How this current pandemic will change the workplace
A large majority of the workforce has had to experience adjusting their working day by operating from home. For a lot of workers, this has been an interesting adaption from a busy office to the corner of the home where they have to keep their laptop or desktop.
Waiting in anticipation of when the pandemic will ease and lockdowns lifted, some workers will be happy to get back to the daily commute and busy office atmosphere, whilst a majority of others have quietly enjoyed the experience and if honest with themselves wish they could work from home forever.
Yet when the official lockdown can finally be eased, one thing is for sure; work life will not simply return to normality in the same way it did before. Companies will have had a taste of whether they can adapt to some or if not all of its staff working remotely, thus saving considerable travel costs and time for staff and possibly downsizing on business premises will result.
Post Covid19 pandemic and going by Deloitte's statement that nearly 90% of workers want to be able to have the choice of working from home all if not some of the time. Remote and flexible working is now slowly becoming the ‘in’ thing and it appears that many owners of businesses and bosses responsible for their workforce are able to seriously consider the change. It is still nervous territory for some, but if the clever staff currently working remotely have shown their line managers over the course of the past few weeks that they can be trusted to achieve the same work output or if not more work than their time when in the office, then they may have convinced their employer to resign to the idea.

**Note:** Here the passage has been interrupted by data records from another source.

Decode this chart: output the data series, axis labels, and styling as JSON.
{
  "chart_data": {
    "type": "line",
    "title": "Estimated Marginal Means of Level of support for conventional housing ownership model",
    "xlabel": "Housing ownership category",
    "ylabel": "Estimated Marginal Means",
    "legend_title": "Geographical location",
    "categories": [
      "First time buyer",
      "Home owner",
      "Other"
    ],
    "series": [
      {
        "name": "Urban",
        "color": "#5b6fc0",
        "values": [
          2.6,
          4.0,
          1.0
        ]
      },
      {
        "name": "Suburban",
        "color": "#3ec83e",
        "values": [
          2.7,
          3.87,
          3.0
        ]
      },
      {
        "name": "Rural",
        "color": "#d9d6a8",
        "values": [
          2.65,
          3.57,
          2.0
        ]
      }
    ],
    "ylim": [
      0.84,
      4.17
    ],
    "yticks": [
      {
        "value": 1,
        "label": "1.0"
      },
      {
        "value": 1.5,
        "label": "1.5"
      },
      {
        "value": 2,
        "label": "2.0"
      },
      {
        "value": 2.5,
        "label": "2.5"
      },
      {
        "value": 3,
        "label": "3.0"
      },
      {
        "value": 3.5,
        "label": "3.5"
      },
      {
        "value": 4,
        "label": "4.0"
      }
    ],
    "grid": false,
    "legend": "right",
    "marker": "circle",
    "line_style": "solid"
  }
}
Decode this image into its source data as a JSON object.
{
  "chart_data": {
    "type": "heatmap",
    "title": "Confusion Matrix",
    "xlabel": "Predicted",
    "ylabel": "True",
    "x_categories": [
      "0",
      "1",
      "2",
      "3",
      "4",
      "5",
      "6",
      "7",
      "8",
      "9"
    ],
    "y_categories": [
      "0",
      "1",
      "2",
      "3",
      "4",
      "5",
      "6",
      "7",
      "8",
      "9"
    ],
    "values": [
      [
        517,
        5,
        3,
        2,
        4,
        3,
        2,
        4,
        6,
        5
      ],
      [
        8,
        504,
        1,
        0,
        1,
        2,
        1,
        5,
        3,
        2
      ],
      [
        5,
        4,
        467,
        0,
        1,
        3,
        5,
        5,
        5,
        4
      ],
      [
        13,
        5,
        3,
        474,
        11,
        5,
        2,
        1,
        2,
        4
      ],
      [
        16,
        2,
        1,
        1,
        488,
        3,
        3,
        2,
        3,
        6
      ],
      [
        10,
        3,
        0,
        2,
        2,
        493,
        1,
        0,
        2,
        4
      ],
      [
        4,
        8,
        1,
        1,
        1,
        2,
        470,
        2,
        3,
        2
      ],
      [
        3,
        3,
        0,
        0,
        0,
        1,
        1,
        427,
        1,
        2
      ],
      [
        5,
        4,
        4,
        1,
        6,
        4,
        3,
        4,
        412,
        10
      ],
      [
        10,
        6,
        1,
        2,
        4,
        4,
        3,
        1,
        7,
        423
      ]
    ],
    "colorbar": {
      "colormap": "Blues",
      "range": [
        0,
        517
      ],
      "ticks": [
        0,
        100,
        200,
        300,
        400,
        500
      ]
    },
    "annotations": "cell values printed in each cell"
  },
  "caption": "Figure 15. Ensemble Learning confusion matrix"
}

Historically being in the office has been important for decades. Bosses were expected to think that employees are only able to do their jobs when being closely monitored. If there is anything positive to come out of the lockdown that is, whilst having devastating effects for many, at it has allowed bosses to see that actually, the vast majority of workers are motivated, and will succeed and don’t need someone to be closely observing them. It can be possible, therefore, that bosses will no longer view an employee’s success on how long they are working at their desk, but can base it on their end results. If an end result has been a positive one, then does it really matter how the employee got to that point of success?
Conducting conference calls using communication tools such as video conferencing has been a success and doable achieving the same as if you were sat in a meeting room with your work colleagues or clients. These connections aren’t just about basic communications such as email or mobile calls; these pieces of essential work support have been essential and companies are finding that they are able to bolt on other clever devices such as cybersecurity and software which can identify staff work patterns and productivity, so they can control their business still without being in the same place as their workforce.
Zoom has been one of the most successful communication platforms during the lockdown, it has seen a 535% rise in users while social media ie Facebook are soon to be releasing their own video conferencing. It is extremely likely that we will see more and more adaptable devices and software that will enable a better remote work connection over the course of this year.
Work and Life balance
The change to working from home for most has been new and unprecedented. We all lead busy lives and like to spend more time with family, isolating with your loved ones has enabled workers to experience how positive this current work-life balance can be. Before the pandemic, those of us with children were used to missing our children’s bedtimes and parent days at school due to daily commuting so connecting with loved ones whilst isolating and working from home will make workers realise what they have been missing and it will be difficult to return to normality once the lockdown is over.
Time will tell if bosses yield to the concept of a greater work-life balance for their workforce. Until a successful vaccine can be developed, we are in unchartered waters with the Covid19 virus possibly rearing its head once again. We must take self-isolation very seriously, to help vulnerable people to survive and save lives.